Going back to work was a hard adjustment. In fact, I cried and cried when I was first offered the job because I was terrified. I felt like a brand new nurse all over again. And I quickly realized how much the world had changed since I had been living in a little “stay- home- mommy bubble” for quite some time now. I wasn’t sure I would be able to make friends at my new job. Friends were made who have turned into my work family and I absolutely love my job. I find joy and happiness in serving those who are nearing the end of their lives. Truly, I am blessed.

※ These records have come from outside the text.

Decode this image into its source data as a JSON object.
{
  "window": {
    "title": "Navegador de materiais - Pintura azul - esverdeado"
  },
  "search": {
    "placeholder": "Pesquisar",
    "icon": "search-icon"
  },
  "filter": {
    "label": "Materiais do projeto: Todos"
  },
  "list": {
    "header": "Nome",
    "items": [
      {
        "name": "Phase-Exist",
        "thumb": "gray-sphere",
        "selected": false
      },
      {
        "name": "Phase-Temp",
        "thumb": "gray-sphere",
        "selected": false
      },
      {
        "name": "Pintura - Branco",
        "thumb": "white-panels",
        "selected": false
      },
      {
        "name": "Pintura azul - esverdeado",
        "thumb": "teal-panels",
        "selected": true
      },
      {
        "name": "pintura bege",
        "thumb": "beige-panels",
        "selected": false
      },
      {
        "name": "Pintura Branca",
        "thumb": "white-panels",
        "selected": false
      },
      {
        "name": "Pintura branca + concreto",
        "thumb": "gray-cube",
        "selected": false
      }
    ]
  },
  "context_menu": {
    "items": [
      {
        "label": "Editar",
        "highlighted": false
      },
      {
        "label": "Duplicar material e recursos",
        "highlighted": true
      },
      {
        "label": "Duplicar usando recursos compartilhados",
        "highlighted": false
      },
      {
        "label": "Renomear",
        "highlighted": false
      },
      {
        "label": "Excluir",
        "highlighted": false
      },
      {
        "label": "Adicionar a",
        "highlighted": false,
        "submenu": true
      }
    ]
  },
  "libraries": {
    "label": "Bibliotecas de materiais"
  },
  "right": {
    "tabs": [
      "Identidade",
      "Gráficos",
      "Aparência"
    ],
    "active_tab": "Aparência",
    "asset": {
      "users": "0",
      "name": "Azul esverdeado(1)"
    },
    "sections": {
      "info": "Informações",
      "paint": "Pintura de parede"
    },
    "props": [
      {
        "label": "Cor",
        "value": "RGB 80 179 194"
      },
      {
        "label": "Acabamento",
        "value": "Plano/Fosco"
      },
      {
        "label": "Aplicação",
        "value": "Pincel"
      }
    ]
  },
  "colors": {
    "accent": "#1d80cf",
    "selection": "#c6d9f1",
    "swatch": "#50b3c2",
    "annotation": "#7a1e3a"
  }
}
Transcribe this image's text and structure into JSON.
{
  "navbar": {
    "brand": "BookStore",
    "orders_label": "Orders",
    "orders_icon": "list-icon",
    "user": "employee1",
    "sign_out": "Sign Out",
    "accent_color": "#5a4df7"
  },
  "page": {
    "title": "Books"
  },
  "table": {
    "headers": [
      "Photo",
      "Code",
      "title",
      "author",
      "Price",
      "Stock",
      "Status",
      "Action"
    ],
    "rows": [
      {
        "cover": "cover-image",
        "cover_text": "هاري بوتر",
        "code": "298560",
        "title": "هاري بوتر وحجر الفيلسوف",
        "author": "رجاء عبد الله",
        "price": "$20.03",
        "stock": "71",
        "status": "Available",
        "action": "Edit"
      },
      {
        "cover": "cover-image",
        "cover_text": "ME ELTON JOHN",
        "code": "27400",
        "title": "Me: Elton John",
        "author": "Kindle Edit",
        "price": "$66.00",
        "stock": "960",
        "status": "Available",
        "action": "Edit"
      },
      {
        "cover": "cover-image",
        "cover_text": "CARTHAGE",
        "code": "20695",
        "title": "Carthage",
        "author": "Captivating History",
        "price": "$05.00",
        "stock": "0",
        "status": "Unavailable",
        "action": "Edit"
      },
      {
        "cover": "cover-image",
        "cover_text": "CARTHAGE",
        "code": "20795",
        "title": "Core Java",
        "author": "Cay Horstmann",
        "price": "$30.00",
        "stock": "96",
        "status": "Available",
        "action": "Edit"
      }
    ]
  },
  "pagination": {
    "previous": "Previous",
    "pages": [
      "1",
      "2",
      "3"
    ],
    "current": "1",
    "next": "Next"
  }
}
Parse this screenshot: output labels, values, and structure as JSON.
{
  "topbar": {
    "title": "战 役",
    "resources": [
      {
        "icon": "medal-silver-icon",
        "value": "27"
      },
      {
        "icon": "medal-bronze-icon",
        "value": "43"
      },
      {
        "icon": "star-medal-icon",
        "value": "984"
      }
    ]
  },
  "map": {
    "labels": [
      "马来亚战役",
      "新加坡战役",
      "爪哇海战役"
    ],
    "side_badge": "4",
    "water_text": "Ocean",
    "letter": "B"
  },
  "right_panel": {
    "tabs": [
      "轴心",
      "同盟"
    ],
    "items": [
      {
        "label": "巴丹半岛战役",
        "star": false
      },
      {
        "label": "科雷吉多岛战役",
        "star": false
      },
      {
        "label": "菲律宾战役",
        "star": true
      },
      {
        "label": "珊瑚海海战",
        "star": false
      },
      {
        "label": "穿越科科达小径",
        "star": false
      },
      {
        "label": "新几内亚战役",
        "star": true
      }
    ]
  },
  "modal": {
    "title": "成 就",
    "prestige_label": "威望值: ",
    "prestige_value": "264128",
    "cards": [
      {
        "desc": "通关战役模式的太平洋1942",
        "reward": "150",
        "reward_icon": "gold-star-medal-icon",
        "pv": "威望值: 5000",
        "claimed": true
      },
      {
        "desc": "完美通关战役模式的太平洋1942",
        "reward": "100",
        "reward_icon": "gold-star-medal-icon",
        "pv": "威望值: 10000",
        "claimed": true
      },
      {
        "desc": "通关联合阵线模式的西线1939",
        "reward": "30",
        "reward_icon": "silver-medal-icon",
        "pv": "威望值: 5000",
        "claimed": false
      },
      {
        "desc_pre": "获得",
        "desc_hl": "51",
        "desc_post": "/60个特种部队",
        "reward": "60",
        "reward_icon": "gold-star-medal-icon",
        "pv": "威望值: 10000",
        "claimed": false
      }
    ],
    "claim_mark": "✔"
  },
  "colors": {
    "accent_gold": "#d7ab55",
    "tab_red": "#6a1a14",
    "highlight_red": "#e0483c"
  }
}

It is important to me to pass on the love of serving others to my family. At a particular challenging time in my life, I came across a quote by Elder Dieter F. Uchtdorf that says, “As we lose ourselves in the service of others, we discover our own lives and our own happiness.” This statement couldn’t be truer. When I am giving any kind of service, whether it be big or small, I am able to forget about all the worries I have and find true joy in serving. This is how I eventually was able to find my own happiness. It is hard when the kids leave and the house suddenly feels like a big empty box, but it was particularly hard in the very beginning. I had friends who knew when the kids were leaving and always had plans for me so I wouldn’t have to just be home alone. It was because of those friends and family members who wouldn’t let me wallow in my woes, that I learned to stay busy, and I was the happiest when I was busy helping others. I hope my children too can learn to find this kind of joy in serving.
So, although our family faces its own challenges, and my life looks quite different than I had ever imagined; through simple things, we find happiness. Yes being divorced is hard, and yes being a single mom is hard. But who’s life’s challenges aren’t hard? Every life challenge is hard! I can’t sit here and say that there weren’t times when I was angry, frustrated, upset and overwhelmed, because there most definitely were. And in fact, I still have times when I feel that way. But I have been so blessed by those around me and by my Heavenly Father, that I just cannot be ungrateful. I am happy.
I am grateful for the lessons I have learned through life’s challenges, as they have shaped me into the imperfect person I am today. I know I am a stronger person because of what I have learned along the way. I know that each challenge I face only prepares me for the next, and as long as I hold on to that testimony and lean on the “ark” I have built, there is always a way to find happiness. ALWAYS. I have never felt more carried by my Heavenly Father than I do now. He won’t ever leave us. He won’t ever leave me. All we have to do is stay close to Him and hold on to what we know.